Despite my harping on, The Heaven & Earth Grocery Store was (and still is, I suppose) everywhere. It was both Amazon’s and Barnes and Noble’s Book of the Year and won the Kirkus Prize.

I still want to read The Color of Water (memoir) and Deacon King Kong, maybe The Good Lord Bird.

His website: HERE.

His books:

  • Miracle at St. Anna
  • The Good Lord Bird
  • Song Yet Sung
  • The Color of Water
  • Deacon King Kong
  • Kill ‘Em and Leave
  • Five Carat Soul
  • The Heaven & Earth Grocery Store

“’That woman,’ his cousin Isaac grumbled, ‘is a real Bulgarian. Whenever they fee like working, they sit and wait till the feeling passes. They can’t pour a glass of water without making a party of it’” (p19-20

“I don’t ask her no questions. I like breathing” (p94).

“He was a true Jew, a man of ideas who understood the meaning of celebration and music and that the blend of those things meant life itself” (p220).

“…a device that fed them their oppression disguised as free thought” (p226).

“You will not find one parent in ten thousand who would raise their child to be a murderer acting like they got God’s understanding” (p244-245).

“But pretending to know everything and acting like you’re better than you know you are puts a terrible strain on a body. It makes you a stumbling stone to your own justice” (p245).

“’Rumors don’t prove much.’ / ‘They prove people can talk is all…’” (p260).

“To her, the world was not a china closet where you admire this and don’t touch that. Rather, she saw it as a place where every act of living was a chance for tikkun olam, to improve the world” (p275).

“And the absence of her meant a thousand tomorrows empty of whatever promise they had once held” (p276).

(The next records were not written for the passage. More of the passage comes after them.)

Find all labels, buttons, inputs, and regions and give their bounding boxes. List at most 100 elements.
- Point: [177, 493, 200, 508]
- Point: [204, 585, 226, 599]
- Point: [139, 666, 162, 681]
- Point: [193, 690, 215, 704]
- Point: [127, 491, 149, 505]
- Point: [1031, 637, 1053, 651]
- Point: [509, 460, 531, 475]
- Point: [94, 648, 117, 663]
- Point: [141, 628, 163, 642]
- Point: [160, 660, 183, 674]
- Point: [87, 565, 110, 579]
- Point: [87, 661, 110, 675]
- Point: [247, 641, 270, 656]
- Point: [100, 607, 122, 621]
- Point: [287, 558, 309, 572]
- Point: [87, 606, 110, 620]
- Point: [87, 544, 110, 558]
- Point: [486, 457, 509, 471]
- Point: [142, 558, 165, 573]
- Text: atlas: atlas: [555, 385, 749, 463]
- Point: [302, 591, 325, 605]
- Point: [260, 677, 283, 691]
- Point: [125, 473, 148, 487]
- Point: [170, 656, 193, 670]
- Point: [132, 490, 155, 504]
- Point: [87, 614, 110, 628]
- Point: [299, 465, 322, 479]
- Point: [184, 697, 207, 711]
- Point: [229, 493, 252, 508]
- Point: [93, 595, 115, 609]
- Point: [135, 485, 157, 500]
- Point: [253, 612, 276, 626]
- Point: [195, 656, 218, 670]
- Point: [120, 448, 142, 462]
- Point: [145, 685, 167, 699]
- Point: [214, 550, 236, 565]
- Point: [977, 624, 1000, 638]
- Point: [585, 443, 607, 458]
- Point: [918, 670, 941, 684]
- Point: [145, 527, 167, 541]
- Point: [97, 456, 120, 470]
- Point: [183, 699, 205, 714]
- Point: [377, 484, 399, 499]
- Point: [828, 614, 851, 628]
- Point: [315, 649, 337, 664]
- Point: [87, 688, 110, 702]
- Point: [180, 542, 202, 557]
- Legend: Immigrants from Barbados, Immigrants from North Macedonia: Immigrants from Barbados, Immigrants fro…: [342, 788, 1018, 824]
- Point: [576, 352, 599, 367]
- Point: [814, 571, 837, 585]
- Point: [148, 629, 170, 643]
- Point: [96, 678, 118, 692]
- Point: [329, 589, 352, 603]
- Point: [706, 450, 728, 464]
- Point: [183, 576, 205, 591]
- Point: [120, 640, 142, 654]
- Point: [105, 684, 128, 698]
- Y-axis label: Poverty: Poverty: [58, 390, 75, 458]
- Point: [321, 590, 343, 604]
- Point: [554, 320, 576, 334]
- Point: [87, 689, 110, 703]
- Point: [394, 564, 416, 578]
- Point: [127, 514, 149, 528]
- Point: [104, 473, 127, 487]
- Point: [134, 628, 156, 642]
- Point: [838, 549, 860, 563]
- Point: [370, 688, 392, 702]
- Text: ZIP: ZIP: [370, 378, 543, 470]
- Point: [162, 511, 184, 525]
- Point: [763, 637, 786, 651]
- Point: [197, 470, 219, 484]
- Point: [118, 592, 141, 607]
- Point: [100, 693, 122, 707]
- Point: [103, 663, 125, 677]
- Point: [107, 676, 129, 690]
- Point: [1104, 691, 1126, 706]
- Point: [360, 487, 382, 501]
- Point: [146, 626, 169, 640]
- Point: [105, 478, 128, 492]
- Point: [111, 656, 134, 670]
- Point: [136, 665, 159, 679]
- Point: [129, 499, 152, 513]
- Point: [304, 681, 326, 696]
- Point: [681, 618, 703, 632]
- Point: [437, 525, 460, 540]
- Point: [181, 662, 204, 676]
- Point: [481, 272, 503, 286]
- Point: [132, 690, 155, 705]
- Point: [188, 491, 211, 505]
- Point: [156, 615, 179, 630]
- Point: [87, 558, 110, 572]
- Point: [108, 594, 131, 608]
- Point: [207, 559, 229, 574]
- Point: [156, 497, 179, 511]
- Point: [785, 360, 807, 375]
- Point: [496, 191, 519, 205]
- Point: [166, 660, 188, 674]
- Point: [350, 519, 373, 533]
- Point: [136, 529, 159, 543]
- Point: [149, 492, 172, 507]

“’A lawyer will get it done. This is a land of laws.’ / ’White folks’ laws,’ Nate said softly, ‘The minute you leave the room, the next white fell comes along and the law is how he says it is’” (p281).

“Now there’s man’s understanding and there’s women’s understanding. There is white folks’ understanding and Negroes’ understanding. And then there is just plain wisdom” (p297).

“Everything got everything to do with everything” (p307).

There was some buzz in May of 2024 about Spielberg producing an A24 adaptation of Heaven & Earth, but it’s too early with too little info to say whether it’s likely to happen or not.

3 thoughts on “Book Review: The Heaven & Earth Grocery Store

  1. I don’t agree with almost anything you wrote in this review. You didn’t like the book but wrote a big review about it. I wonder if you think you write better than him.

    • Yeah, you definitely don’t have to think you write better than someone to find fault with their book or share that you didn’t enjoy it. I found this book disappointing, but I did give some good points (as I always do). The idea behind my reviews is to share my experience with a book in a way that others can determine from my review whether or not they might want to read it–it has nothing to do with whether or not I enjoyed it because that’s not how reading experiences work. Glad you liked the book? Many do. And there’s a lot to talk about there.